Beijing had some delectable eats. Here are some photographs of our culinary journey through the capital city of China. The two highlights of our trip were the Peking Duck and the traditional Chinese style hotpot. We were treated to a wonderful evening out by our friend Haowei in Beijing at the upscale and famous Da Dong duck restaurant just off of second ring road in Beijing. I had never had authentic Peking Duck and was unfamiliar with the process. The duck is cooked in a special broth which is saved and served alongside the meal as a soup. Similar to an American moo shoo pancake, the pieces of duck are eaten in smaller pancakes. Alongside the pancakes are condiments to be wrapped with the duck including onion strings and lettuce as well as a sweet Hoisin sauce. The waiter delivers the entire duck to the table and artfully carves the cooked duck in front of the patrons. The most surprising part of the meal was the duck skin. It is common to dip the skin in large grains of sugar and pop it in the mouth. The skin is like cotton candy- once it's in the mouth, it just melts. The savory skin and the sweet sugar make for a sumptuous treat.

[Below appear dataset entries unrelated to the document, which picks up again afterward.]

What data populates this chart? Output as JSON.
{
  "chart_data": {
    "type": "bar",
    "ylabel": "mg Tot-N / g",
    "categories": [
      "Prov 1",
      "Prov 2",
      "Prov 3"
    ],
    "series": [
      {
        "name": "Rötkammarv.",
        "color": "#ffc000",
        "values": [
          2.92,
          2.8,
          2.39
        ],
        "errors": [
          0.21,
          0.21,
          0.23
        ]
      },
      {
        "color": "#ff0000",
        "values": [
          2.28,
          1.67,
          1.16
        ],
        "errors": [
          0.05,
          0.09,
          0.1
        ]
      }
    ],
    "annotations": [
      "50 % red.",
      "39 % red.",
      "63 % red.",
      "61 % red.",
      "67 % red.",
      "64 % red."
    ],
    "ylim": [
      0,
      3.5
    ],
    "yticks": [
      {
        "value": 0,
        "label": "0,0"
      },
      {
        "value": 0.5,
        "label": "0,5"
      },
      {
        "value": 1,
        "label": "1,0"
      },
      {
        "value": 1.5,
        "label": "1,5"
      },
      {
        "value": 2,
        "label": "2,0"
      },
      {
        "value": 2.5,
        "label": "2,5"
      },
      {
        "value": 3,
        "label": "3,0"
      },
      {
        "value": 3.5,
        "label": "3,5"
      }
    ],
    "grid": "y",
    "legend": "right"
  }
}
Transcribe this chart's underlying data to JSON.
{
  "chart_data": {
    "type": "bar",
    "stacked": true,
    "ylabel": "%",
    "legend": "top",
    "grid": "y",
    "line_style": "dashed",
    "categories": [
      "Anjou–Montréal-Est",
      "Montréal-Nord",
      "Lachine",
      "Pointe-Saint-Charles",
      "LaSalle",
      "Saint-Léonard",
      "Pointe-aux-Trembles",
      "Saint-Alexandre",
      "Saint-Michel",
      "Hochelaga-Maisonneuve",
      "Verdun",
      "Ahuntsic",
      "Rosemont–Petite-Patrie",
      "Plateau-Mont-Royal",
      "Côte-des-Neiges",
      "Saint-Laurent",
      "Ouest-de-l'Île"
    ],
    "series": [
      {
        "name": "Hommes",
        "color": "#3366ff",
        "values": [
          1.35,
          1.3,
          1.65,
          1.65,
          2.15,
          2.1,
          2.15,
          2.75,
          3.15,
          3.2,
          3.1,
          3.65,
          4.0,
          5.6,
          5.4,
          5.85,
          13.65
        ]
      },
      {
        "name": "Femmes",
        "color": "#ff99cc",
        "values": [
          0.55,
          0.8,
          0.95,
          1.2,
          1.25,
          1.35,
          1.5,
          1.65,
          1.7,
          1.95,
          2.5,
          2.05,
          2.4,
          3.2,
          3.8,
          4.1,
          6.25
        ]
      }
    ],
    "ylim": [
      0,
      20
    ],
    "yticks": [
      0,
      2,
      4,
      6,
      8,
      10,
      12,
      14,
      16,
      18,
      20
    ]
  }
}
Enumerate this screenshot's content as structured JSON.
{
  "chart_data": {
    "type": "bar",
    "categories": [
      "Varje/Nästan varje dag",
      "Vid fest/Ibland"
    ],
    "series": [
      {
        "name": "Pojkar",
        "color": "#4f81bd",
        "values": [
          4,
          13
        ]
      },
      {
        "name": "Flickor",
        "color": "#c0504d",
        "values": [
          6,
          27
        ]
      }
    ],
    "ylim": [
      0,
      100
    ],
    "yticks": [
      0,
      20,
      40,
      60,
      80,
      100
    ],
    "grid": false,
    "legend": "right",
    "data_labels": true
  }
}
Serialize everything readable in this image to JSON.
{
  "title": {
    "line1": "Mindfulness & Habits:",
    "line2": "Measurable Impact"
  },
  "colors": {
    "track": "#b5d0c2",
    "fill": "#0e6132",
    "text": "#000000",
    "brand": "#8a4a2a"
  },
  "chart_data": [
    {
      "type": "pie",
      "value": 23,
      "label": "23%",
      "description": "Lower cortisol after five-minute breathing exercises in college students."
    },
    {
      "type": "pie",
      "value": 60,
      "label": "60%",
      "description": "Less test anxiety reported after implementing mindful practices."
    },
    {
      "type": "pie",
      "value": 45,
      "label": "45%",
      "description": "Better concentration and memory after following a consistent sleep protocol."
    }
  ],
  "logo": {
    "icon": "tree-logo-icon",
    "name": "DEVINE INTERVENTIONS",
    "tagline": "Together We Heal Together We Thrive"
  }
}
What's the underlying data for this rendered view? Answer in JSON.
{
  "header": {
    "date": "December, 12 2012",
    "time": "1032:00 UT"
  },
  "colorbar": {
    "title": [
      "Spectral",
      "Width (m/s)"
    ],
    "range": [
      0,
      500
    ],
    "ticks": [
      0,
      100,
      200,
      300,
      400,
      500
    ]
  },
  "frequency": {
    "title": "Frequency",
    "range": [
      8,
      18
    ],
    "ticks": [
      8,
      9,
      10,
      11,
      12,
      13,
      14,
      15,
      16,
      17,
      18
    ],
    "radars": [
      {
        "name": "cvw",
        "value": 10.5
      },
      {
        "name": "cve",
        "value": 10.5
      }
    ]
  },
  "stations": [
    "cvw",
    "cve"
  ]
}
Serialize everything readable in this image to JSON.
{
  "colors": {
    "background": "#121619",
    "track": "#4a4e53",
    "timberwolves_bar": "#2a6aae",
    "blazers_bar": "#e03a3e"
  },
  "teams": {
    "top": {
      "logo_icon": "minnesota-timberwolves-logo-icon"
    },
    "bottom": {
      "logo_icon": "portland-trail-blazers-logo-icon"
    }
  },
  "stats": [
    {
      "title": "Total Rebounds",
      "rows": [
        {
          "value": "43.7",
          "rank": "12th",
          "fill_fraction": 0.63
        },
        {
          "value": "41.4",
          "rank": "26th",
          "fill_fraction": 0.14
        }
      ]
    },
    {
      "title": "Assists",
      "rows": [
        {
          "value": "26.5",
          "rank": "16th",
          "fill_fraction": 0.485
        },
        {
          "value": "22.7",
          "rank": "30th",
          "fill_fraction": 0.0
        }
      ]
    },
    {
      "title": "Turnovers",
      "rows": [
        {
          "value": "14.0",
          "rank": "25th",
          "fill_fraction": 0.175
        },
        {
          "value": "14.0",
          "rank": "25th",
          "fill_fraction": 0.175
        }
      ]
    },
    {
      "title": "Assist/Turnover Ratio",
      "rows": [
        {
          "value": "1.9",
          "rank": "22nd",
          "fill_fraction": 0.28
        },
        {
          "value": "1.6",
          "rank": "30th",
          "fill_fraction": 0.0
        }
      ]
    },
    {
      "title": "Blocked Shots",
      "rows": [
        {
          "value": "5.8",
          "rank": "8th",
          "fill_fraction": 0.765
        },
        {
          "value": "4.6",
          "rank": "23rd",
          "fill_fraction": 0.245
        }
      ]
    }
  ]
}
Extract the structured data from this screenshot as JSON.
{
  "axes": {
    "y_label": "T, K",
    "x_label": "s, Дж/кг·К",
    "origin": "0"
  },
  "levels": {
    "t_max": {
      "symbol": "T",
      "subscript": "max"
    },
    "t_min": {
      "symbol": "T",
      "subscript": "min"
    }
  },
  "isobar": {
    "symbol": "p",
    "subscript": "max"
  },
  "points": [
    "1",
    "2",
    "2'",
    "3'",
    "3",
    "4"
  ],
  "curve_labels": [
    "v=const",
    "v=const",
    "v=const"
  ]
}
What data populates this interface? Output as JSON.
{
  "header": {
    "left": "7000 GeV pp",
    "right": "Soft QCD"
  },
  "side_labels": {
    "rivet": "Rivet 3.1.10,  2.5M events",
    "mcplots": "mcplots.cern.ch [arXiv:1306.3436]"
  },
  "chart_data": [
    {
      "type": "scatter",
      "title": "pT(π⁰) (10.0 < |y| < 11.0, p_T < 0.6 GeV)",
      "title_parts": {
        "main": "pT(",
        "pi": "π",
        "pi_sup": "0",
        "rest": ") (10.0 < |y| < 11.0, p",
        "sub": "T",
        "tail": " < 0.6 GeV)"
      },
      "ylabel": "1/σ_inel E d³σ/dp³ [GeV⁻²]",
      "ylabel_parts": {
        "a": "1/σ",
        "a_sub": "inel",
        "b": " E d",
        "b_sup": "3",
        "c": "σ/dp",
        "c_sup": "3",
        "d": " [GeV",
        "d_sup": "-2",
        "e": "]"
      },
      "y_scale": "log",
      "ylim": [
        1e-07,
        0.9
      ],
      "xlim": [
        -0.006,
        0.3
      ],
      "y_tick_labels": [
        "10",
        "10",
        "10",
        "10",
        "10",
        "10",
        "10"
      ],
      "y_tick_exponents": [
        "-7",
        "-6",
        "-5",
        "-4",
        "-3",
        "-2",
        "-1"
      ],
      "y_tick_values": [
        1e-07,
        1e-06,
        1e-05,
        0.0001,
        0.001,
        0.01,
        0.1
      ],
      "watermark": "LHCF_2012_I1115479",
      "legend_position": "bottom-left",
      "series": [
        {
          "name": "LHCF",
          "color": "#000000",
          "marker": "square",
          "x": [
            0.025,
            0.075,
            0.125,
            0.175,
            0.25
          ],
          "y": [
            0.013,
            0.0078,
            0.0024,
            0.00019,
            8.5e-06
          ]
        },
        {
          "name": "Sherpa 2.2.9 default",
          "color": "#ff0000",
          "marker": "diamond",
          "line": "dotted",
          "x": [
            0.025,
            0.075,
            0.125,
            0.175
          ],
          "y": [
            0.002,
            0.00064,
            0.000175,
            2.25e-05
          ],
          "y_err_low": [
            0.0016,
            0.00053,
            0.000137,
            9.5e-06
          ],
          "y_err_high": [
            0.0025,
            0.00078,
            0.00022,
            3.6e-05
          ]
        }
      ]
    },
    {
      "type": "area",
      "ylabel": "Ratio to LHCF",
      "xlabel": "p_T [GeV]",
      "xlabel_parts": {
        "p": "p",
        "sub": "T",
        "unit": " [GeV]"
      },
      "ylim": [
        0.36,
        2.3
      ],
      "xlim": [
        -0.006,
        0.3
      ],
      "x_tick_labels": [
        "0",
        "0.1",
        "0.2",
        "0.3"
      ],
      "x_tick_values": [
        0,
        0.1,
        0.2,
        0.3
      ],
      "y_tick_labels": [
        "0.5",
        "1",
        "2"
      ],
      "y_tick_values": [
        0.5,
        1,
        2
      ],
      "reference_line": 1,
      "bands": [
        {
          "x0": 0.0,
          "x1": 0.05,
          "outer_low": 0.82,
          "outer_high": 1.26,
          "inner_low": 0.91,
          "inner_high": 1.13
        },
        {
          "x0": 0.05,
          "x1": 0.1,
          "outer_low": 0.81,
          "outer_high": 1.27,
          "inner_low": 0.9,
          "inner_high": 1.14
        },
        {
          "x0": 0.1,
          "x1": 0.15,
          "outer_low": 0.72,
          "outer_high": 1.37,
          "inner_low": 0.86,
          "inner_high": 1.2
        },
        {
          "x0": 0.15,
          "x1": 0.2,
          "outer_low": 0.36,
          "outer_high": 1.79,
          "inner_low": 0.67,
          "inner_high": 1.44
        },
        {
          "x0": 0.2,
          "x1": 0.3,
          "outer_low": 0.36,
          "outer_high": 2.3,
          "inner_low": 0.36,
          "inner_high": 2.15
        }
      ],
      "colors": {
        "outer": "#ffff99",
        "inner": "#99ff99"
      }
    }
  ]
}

The hotpot experience was a mixture of great fun and lovely food. Carl and I were still a bit nervous about our bellies in Beijing so we chose a more upscale hotpot restaurant called Din Din Xiang, or Hot Pot Paradise. We were overwhelmed with the huge menu, and had to first figure out how the proccess worked before making ourselves comfortable. The Hot Pot is all about a steaming hot broth served over a lit fire which is used to cook finely cut slices of meat. First, we selected a mushroom broth to serve as the cooking medium as well as the soup base. Then, we selected sliced Mutton and sliced Sirloin. The server dropped two hot pots in front of us, lit the fire under the pot, and pored the broth. As the broth just began to bubble he laid down the two platters of meat alongside vegetables and mushrooms which we added to the soup broth. Gently, so as not to splash ourselves with boiling broth, we picked up the slices of meat with our chopsticks and dropped them into the soup. The meat is sliced so thinly that it cooks in seconds. The sirloin was tender and flavorful but the mutton was a bit tougher and more gamey. I think it had too stroing of a game flavor for my taste, I preferred the sirloin!